If you're introducing the show to a new audience, especially in America where
Doctor Who isn't even part of the Zeitgeist (I was 10 when the movie first went out and had never watched the show beyond channel-flicking through a couple of reruns, but I'd picked up enough about it through cultural osmosis to not be too lost), then you have to do what the original first episode did in '63, or what the '05 revival did; start in the familiar everyday world with recognisable characters and gradually draw the audience into the Doctor's world. The movie didn't do that.

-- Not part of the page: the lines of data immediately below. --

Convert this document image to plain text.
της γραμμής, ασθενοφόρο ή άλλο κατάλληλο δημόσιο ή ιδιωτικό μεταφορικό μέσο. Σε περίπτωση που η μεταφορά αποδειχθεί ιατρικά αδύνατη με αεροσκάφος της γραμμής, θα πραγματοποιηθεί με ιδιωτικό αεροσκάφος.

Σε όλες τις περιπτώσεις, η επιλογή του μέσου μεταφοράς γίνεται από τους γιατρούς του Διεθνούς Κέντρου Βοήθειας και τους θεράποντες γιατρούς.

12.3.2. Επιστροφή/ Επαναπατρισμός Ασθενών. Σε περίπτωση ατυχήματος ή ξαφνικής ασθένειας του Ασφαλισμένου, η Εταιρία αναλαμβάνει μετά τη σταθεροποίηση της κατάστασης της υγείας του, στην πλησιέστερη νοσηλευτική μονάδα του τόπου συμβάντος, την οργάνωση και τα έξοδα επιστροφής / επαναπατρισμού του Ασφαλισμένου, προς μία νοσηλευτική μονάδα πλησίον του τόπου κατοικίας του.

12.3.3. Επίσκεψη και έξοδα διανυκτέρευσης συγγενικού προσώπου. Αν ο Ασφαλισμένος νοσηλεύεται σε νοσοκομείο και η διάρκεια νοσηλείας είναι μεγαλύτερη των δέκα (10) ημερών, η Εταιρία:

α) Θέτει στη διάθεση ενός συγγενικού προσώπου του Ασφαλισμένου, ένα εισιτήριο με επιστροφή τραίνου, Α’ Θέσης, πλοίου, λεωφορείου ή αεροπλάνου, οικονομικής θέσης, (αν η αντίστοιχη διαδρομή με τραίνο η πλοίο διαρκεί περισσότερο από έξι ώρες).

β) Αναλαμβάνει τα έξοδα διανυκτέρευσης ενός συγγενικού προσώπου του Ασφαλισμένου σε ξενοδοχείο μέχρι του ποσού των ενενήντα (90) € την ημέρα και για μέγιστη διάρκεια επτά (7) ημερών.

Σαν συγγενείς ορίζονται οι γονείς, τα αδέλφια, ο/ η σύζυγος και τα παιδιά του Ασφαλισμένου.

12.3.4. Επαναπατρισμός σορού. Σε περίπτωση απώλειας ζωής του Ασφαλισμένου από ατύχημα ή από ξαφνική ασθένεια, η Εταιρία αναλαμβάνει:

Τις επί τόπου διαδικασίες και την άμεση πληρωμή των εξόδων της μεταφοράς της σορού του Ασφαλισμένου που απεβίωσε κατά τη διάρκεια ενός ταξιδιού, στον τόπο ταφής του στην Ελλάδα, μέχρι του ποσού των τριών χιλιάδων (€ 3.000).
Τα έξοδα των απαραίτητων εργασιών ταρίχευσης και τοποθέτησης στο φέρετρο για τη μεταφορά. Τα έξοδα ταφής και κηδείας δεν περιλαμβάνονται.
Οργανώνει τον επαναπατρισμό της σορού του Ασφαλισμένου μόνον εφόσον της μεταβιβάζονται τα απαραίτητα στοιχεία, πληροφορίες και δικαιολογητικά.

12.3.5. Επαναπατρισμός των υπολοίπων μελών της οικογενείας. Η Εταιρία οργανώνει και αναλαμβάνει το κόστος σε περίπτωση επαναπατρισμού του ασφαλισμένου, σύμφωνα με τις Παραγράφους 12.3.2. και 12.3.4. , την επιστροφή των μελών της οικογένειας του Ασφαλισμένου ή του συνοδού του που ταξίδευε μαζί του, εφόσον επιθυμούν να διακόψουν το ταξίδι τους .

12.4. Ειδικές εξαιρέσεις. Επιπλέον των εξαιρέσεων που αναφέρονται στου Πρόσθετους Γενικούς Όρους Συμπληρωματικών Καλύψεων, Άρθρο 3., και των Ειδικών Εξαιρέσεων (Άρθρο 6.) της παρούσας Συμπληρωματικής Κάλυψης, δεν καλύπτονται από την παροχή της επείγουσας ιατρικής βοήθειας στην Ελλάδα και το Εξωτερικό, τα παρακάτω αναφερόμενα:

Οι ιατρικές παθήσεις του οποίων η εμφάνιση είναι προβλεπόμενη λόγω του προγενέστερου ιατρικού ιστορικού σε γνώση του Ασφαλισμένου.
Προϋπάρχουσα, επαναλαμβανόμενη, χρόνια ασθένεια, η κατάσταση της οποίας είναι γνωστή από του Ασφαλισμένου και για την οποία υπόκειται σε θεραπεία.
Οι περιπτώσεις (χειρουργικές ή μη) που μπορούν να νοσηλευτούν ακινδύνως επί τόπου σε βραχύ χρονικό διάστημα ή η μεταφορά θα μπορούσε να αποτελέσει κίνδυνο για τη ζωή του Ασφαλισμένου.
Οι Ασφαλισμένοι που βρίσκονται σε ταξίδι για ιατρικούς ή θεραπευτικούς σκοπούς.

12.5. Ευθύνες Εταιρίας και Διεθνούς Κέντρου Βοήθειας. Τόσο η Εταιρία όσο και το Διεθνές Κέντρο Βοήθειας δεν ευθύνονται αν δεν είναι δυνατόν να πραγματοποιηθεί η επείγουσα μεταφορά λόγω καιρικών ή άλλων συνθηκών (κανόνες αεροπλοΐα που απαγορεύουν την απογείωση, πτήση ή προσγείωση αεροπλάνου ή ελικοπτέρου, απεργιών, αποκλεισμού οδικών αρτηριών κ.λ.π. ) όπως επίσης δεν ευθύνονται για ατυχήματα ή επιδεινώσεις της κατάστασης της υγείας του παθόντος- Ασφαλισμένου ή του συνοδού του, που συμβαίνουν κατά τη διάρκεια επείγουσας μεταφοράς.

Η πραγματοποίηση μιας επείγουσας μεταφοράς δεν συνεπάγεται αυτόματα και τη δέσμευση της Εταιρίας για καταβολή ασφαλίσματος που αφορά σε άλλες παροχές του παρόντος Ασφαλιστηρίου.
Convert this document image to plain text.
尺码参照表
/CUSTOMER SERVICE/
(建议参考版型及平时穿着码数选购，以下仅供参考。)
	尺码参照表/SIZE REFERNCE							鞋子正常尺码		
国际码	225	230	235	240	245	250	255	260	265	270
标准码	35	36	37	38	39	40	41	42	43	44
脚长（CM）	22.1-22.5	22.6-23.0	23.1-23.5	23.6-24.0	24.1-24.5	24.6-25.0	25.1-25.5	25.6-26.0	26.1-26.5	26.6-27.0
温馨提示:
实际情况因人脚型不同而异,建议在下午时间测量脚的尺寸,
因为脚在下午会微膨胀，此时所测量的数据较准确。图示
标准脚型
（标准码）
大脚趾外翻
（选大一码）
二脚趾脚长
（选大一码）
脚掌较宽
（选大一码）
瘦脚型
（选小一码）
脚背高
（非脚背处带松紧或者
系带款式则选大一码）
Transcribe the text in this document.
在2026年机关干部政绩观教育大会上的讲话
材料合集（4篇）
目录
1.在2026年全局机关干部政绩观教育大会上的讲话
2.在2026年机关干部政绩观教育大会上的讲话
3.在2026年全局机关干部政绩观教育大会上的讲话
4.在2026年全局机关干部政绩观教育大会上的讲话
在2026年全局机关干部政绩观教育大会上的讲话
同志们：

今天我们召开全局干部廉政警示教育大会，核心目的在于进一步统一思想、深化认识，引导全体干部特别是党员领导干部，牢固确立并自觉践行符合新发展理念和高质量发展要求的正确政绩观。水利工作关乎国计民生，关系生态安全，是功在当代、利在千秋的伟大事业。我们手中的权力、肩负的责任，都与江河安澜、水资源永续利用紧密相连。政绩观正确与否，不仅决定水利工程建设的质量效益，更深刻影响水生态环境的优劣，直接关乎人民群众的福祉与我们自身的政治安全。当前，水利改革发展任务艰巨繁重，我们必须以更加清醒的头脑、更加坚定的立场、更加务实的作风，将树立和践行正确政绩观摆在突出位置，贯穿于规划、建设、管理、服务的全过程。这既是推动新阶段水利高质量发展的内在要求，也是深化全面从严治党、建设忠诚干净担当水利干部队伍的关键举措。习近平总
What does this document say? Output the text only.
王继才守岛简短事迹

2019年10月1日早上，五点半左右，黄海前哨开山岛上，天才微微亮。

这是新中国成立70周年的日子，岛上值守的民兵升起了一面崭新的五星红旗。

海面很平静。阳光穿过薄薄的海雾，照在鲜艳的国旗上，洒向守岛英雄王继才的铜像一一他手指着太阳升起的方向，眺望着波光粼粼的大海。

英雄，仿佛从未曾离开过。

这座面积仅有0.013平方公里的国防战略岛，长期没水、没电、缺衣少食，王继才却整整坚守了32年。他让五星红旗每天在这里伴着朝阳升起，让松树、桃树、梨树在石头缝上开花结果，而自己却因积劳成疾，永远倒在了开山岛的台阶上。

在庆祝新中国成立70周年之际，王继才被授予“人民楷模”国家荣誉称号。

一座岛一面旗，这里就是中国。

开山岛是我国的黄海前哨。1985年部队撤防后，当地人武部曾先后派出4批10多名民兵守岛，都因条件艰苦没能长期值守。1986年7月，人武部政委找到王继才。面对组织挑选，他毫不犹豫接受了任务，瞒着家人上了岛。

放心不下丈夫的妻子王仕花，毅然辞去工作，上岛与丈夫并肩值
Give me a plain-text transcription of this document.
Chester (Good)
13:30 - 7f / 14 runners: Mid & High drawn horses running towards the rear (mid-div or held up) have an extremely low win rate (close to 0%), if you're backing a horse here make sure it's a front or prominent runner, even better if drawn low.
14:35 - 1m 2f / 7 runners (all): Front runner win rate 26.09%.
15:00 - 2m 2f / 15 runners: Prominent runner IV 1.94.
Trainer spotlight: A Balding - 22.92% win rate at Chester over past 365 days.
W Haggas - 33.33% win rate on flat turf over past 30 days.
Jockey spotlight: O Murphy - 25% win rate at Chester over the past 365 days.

Imagine you don't know
anything about
Doctor Who; the film begins with a baffling voice-over over a shot of Skaro, that name checks Skaro, the Master and the Time Lords within the first 30 seconds, then after the titles cuts to this strange blue phone box thing spinning through some sort of... time tunnel, before cutting to a new location that can't possibly be inside the blue box because it's too big.
If they'd started on Earth with the street battle and the mysterious man being brought into ER with gunshot wounds, dying and then coming back to life in a new body, and then explained the back-story in bite size flashbacks, that might have worked. As it was, it probably lost mainstream viewers right away before the opening titles were over.
Doctor Who is a show that was made up on the hoof. In the beginning it was about a mysterious stranger from another world who travelled through time and space righting wrongs. That's all it needs to be. The mythology grew later, and as great and inventive as it all is - the Time Lords, Rassilon, Omega, the Eye of Harmony etc. - it's far from necessary. RTD in 2005 wisely stripped the show down to its basics, and at first reintroduced the only necessary elements of the mythology gradually. The '96 production team, bizarrely, dived in at the deep end, clearly feeling the need to steep themselves in the mythology of the show and pay lip service to the Daleks, Skaro, the Master, the Eye of Harmony regeneration and the 13 lives rule etc. In short, they crammed it all into one film, unnecessarily. Those things aren't
important, guys! To compound that, a lot of the references aren't entirely accurate anyway.
Some fans have a problem with the way the seventh Doctor met his end - rather than die a heroic death saving the universe, the powerful manipulative master planner, always one step ahead of the game, arrives in the wrong place at the wrong time, gets cut down in a hail of bullets (I guess the TARDIS scanner had been knocked out) and dies on the operating table. I don't dislike it, personally; I think it works in an ironic sort of way, but a lot of McCoy fans don't like it.
The plot, such as it is, doesn't stand up to much scrutiny. Why the totally arbitrary deadline of midnight before the world comes to an end? How and why did the Master become a CGI snake? How did he get into the TARDIS? Why doesn't Chang Lee figure out earlier that the Master is evil when he's going around killing everyone they come across? Why the
hell does the Eye of Harmony - a Gallifreyan construct - require a
human retinal print to open it?! What's it doing in the TARDIS?
The resolution flies in the face of
Who's established structure by having the TARDIS return in time to before the Eye was open, which seems to have the effect of undoing everything. No! It doesn't work like that. If the Doctor could do
that, you wouldn't have a show! He'd just be able to go back and thwart all his enemies' schemes before they even get off the drawing board, hence the thing of him not being able to cross his own timeline or he'd become part of events... or something. What the hell
is a "temporal orbit"?! It's none of the viewer's damn business, apparently. How is Grace able to hotwire the TARDIS? How does being any good at setting alarm clocks help?
The whole story is geared toward Grace becoming a companion. She quits her job, loses her boyfriend, then meets "the right guy" and helps him to save the world. Then she
doesn't go with him?! "I know who I am, and that's enough." Are you
insane, woman?!
I could go on but I'll let someone else have a go.